I have seen many times people using the Delta method in order to find the asymptotic distribution of $r$, the sample correlation coefficient, for bivariate normal data. This distribution is given by
$$\sqrt{n} \left( r-\rho \right) \xrightarrow{D} \mathcal{N} \left(0, \left(1-\rho^2\right)^2 \right)$$
and this is a well known result (I know of the z-transform but it's not necessary in this context). I understand the method but what I have been wondering is, why they do not do something simpler. By the invariance of the mles of the sample means and variances, it is easy to show that the sample correlation coefficient is in fact the mle for $\rho$. Now as this is a mle, under the regularity conditions, it should follow the asymptotic distribution of the mle, namely
$$\sqrt{n} \left(r - \rho \right)\xrightarrow{D} \mathcal{N} \left(0, I^{-1} (\rho) \right)$$
where $I(\rho)$ is the Fisher information for $\rho$. All that remains now is to find $I(\rho)$. Differentiating twice the log of the bivariate normal distribution with respect to $\rho$ and taking the negative expectation, I believe one arrives at
$$I(\rho) = \frac{1+\rho^2}{\left(1-\rho^2\right)^2}$$
which, assuming I have not made a mistake in the lengthy computation, is very different than the above asymptotic variance, at least for not so small $\rho$. I have even run a few simulations that show the delta method to be far superior in most cases. The smaller asymptotic variance is in line with what one would expect from the mle, however it turns out to be a very bad approximation.

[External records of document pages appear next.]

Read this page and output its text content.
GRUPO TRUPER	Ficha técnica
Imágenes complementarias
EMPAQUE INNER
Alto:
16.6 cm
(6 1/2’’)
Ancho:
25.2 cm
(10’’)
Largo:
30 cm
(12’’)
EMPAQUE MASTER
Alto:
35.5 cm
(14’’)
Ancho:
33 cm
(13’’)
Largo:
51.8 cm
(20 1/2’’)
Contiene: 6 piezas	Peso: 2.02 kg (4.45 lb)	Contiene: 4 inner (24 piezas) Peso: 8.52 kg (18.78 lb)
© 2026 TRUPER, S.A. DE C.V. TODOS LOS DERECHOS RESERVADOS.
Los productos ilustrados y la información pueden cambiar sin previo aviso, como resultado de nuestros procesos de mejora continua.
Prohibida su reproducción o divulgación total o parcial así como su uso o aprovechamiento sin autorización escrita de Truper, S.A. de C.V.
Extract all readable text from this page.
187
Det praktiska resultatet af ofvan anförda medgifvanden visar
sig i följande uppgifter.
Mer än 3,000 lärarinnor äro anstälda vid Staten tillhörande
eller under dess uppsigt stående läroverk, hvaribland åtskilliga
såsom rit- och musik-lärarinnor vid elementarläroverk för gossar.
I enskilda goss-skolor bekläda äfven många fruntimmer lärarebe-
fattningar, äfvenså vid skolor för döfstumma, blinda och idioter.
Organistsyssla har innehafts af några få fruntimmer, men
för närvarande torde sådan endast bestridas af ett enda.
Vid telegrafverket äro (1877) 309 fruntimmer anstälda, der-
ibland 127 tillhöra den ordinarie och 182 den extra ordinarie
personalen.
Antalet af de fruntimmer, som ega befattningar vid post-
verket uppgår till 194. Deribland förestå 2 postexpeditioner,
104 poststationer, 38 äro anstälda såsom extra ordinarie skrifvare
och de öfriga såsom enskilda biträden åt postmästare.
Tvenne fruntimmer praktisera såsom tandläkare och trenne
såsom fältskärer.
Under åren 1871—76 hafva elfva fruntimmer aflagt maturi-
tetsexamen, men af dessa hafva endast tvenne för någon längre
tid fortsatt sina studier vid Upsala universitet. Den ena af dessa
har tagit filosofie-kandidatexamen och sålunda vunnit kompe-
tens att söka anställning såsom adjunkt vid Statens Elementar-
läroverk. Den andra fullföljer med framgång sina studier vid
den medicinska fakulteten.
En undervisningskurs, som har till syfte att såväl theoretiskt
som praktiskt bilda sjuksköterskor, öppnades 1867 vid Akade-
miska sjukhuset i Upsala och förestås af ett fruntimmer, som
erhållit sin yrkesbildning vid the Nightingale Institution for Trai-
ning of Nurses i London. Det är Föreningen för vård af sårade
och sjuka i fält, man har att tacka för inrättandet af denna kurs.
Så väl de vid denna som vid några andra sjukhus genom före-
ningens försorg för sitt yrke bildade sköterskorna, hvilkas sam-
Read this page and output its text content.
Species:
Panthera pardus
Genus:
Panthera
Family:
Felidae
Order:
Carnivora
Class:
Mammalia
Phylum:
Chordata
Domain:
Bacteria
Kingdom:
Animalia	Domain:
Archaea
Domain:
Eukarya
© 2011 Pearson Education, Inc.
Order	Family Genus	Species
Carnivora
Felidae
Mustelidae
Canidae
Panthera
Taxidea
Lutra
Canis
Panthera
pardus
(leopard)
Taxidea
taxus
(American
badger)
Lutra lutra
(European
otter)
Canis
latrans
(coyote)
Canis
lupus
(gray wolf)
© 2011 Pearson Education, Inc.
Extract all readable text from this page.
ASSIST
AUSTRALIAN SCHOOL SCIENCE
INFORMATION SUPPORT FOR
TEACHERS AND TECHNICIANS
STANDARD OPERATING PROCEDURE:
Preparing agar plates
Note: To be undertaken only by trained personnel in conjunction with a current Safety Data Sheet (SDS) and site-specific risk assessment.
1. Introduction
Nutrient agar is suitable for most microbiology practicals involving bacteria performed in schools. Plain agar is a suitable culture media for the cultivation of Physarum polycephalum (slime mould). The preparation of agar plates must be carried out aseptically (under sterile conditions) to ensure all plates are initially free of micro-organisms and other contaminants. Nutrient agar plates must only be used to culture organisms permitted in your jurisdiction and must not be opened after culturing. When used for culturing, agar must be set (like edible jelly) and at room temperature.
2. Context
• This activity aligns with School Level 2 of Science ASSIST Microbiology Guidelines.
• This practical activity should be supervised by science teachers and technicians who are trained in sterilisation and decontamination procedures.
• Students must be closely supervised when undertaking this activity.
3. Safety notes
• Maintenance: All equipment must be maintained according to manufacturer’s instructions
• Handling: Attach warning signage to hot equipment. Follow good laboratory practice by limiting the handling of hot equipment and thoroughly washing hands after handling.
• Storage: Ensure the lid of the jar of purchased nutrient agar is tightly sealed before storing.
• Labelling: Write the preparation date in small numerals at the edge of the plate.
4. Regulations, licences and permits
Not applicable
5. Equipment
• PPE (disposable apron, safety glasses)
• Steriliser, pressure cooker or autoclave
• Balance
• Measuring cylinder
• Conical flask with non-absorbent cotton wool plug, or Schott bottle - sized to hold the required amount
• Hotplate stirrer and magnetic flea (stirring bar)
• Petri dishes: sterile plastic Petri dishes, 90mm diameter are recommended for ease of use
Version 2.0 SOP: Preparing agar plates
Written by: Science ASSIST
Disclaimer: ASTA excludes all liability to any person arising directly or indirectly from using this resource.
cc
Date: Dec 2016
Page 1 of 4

It's not impossible that I have made a mistake somewhere, although I have checked again and again. If that is not the case then, is there a conceptual mistake in the above reasoning? I have looked at some famous books on inference and nowhere do they mention the Fisher Information for $\rho$, which I also find quite puzzling.
I would appreciate any insight. Thank you.